Хуа Чэн молчал секунду — короткую, но насыщенную. Потом кивнул. И тогда, впервые в жизни, Лянь сам решал, чем ему заняться.
Сперва он хотел показать Хуа Чэну сад. Потом — музыку. Потом — комнаты, куда сам редко заходил. Но ни одно из этих желаний не нашло слов; натянутые годы привычки мешали ему озвучить то, что он никогда не имел права желать. И вместо этого он неожиданно сказал:
— Хочешь… я научу тебя читать?
Хуа Чэн поднял брови — не потому, что его удивило предложение, а потому, что он впервые увидел Ляня таким: чуть взволнованным, чуть смущённым, но искренним.
— Но я… — начал было альфа, но Лянь мягко перебил:
— Я знаю, что ты не умеешь. И это нормально. У меня выходной, и я могу сам решать. Поэтому я хочу этому научить тебя.
Он говорил тихо, но в его голосе звучала новая уверенность — робкая, едва заметная, но настоящая. И Хуа Чэн вдруг понял, что перед ним стоит не тот идеально воспитанный мальчик, которого он видел среди наставников, а кто-то другой — такой, каким он, возможно, был бы, если бы его детство не было погружено в бесконечные уроки.
— Хорошо, — ответил Хуа Чэн. — Учить меня будет… приятно.
С этими словами он сел рядом. И Се Лянь, впервые держа в руках книгу не по расписанию, а по собственной воле, раскрыл её — осторожно, будто открывал что-то очень хрупкое. И начал.
Уроки чтения в те выходные были неловкими, забавными, а порой даже отчаянными.
— Это «а», — терпеливо говорил Лянь, водя пальцем по букве.
— Ты уже третий раз так говоришь, — хмурился Хуа Чэн. — Но она всё равно выглядит иначе, чем ты описываешь.

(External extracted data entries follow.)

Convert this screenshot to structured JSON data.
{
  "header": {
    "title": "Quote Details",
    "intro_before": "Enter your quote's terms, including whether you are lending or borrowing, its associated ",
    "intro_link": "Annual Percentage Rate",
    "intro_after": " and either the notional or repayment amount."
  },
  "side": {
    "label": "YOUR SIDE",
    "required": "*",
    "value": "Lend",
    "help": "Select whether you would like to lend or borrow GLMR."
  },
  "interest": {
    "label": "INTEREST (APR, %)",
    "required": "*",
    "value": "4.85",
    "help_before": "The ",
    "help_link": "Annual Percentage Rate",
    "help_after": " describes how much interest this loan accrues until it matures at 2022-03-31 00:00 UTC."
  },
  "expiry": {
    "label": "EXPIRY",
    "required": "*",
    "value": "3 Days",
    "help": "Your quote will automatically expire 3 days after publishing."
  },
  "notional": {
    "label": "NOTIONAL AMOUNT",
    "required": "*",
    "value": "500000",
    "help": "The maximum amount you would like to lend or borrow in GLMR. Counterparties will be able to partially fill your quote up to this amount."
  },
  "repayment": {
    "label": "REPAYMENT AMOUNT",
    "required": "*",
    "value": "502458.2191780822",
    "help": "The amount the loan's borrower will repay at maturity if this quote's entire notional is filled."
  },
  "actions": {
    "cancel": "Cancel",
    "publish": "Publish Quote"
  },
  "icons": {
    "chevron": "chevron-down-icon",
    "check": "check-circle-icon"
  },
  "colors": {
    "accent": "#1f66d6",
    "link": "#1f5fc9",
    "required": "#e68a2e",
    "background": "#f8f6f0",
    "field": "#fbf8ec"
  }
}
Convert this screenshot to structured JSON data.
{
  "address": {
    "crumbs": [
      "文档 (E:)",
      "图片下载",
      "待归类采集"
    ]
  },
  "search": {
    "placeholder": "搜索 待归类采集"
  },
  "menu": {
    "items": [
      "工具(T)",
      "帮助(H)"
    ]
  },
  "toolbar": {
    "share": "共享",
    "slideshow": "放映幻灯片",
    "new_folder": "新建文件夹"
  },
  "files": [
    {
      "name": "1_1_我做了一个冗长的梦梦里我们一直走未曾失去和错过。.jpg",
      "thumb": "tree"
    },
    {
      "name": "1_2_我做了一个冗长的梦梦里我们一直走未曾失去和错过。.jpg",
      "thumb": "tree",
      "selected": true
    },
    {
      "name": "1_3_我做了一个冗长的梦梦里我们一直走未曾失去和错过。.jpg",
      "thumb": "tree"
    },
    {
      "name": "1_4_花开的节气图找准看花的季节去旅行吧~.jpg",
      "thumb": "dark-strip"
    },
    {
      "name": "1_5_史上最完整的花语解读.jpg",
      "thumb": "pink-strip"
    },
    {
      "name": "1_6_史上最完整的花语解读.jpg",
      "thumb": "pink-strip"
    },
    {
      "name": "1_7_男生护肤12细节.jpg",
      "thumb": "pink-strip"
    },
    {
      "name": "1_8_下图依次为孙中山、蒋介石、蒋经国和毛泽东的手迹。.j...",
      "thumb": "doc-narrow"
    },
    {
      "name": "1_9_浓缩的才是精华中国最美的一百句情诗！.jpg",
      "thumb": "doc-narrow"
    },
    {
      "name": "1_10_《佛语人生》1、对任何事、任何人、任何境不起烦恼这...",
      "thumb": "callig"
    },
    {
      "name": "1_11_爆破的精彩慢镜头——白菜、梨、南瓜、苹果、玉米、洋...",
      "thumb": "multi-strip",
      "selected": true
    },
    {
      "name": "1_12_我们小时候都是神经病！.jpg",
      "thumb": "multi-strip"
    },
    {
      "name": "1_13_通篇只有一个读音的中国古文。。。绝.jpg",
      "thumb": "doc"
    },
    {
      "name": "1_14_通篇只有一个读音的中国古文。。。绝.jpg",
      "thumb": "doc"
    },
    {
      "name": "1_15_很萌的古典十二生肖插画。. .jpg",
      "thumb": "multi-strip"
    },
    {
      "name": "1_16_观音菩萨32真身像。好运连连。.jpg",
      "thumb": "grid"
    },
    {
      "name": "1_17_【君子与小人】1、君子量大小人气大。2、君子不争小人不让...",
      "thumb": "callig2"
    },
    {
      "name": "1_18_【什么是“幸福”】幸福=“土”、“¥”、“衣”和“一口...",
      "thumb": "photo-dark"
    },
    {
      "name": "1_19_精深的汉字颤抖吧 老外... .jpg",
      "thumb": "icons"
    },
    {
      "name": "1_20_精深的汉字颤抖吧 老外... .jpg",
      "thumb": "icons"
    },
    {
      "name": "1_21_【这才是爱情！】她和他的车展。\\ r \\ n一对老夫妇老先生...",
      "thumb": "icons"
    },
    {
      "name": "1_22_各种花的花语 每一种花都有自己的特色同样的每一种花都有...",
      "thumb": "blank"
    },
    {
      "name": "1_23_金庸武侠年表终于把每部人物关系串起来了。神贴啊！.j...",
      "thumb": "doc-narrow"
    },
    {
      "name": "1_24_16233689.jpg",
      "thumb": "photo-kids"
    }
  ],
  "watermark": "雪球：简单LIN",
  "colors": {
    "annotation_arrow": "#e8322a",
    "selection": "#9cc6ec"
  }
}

— Потому что ты смотришь неправильно.
— Неправильно? Я смотрю глазами.
— Но не тем местом глаза.
— А где у глаза место для букв?
— Я… — Лянь смутился. — Не знаю.
И они оба рассмеялись. И этот смех, такой непривычный в строгих стенах дома Се, растворил последние следы напряжения между ними.
Воскресенье оказалось ещё лучше. Лянь подготовил для Хуа Чэна более простую книгу, нашёл листы бумаги, принёс чернила — и обнаружил, что мальчик-альфа сидит уже на том же месте, ждёт. И тут в Ляне вдруг возникло что-то новое: не просто желание обучать, не просто радость от компании, а тихое, осторожное тепло, которое разливалось от груди к пальцам. Он никогда не думал, что может так чувствовать. Наверное… потому что никогда не имел шанса.
С каждым выходным у них появлялась маленькая традиция: заканчивая занятия, они выходили в сад, где Лянь рассказывал о звёздах, о легендах, о домах и их историях. А Хуа Чэн слушал — сосредоточенно, так, будто впитывал каждое слово. Иногда задавал вопросы. Иногда смеялся. Иногда просто молчал, сидя рядом. И рядом с ним Лянь впервые ощущал себя не ученикам, не наследником, не омегой, от которого ждут идеальной покорности, — а мальчиком шести лет, которому дали возможность жить. Не по расписанию. Не по чьей-то воле. А по собственной.